At launch, all minted trays appeared without a problem. After a few thousand trays were minted, we received reports that users could not see tile trays in the frontend. The Tray contract uses the ERC721AQueryable extension, which has a view function called tokensOfOwner to track the ownership of trays connected to wallets. The tokensOfOwner function should work for collections of up to 10,000 NFTs. Even though this function is an off-chain call of read-only function, the RPC provider may still impose an upper gas limit to avoid a denial of service attack on the hosts.

Interestingly, we received out-of-gas errors due to the implicit gas limit when the collection only had a few thousand NFTs, well below the recommended 10,000 NFT collection size. When we looked into the issue, we discovered the Canto testnet RPC nodes had a limit of 25 million gas for the eth_call (i.e., RPC calls that invoke a read-only function) execution, which was lower than the limit of most RPC providers for other EVM-based blockchains.

To fix the issue, we changed the frontend to use tokensOfOwnerIn, which is recommended for larger collections, and coordinated an increase of the eth_call limit on the Canto testnet RPC. This should ensure future teams building on Canto have a smooth experience.
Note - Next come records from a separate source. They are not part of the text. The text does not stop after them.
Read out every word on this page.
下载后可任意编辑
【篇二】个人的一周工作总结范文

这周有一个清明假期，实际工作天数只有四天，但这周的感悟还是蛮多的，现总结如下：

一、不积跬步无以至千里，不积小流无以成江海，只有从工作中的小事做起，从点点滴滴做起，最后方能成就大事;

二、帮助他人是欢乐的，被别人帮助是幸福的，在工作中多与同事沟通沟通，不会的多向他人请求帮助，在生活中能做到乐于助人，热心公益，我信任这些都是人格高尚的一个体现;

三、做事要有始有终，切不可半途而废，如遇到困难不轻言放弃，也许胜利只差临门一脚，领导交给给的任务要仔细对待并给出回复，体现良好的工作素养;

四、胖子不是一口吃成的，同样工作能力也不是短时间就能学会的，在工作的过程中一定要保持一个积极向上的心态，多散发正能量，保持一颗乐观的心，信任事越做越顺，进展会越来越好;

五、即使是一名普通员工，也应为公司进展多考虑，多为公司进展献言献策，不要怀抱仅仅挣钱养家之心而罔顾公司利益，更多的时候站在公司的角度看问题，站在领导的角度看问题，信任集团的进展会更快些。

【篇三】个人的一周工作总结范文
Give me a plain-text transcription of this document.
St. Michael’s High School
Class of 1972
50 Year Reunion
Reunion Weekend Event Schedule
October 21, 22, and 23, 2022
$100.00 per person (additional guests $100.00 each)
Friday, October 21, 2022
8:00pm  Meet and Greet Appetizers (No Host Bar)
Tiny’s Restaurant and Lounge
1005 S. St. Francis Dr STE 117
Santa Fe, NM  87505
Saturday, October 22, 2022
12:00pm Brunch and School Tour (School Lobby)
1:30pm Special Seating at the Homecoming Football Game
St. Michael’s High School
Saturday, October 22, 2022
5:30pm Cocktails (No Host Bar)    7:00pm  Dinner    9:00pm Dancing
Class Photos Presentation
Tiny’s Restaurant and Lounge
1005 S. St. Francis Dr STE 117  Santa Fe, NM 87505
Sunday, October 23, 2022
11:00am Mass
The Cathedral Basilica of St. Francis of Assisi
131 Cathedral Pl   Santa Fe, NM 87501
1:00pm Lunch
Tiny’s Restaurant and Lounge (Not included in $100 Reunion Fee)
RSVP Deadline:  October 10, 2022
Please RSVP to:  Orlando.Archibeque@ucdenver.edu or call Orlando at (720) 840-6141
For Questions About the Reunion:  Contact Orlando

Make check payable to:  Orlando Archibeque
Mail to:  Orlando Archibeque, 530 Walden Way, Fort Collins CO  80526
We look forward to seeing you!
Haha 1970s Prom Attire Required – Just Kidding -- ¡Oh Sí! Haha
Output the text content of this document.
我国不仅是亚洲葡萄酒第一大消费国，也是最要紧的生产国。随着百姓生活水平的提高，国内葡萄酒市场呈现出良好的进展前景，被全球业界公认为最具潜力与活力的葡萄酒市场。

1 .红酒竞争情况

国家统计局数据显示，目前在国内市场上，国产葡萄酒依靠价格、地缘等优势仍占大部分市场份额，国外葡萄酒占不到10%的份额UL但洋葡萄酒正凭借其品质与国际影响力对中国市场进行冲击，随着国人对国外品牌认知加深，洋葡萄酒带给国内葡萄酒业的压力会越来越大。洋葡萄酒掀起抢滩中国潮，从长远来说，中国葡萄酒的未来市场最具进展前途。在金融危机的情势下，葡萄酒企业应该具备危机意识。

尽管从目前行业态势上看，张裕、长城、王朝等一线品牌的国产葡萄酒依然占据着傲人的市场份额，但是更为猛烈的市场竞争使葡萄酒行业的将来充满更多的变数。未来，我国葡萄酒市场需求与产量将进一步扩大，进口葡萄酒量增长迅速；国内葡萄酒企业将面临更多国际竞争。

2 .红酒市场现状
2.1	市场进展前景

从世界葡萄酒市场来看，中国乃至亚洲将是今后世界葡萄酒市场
Additional Feedback on Settlers of Namespace Event

There were two additional areas of feedback uncovered during the Settlers event. Firstly, Users were asked to share a verification tweet for the event. A custom-built solution confirmed the tweet was shared on the user's Twitters account. Due to limitations with the Twitter API, some tweets were not appearing on the backend, causing the verification step to fail. To avoid similar issues in the future, we will conduct more thorough testing before implementing tweet verification in events or remove this step altogether.

Secondly, while early settlers successfully create a name, some did share that additional documentation and guides on how to interact with the dApp would be helpful. This is something the team will work on improving moving forward.

Settlers of Namespace Success

We are grateful to the Canto community for participating in this testnet event. Your participation allowed us to thoroughly test Canto Namespace, identify issues, and implement solutions, ultimately making for a smoother mainnet launch.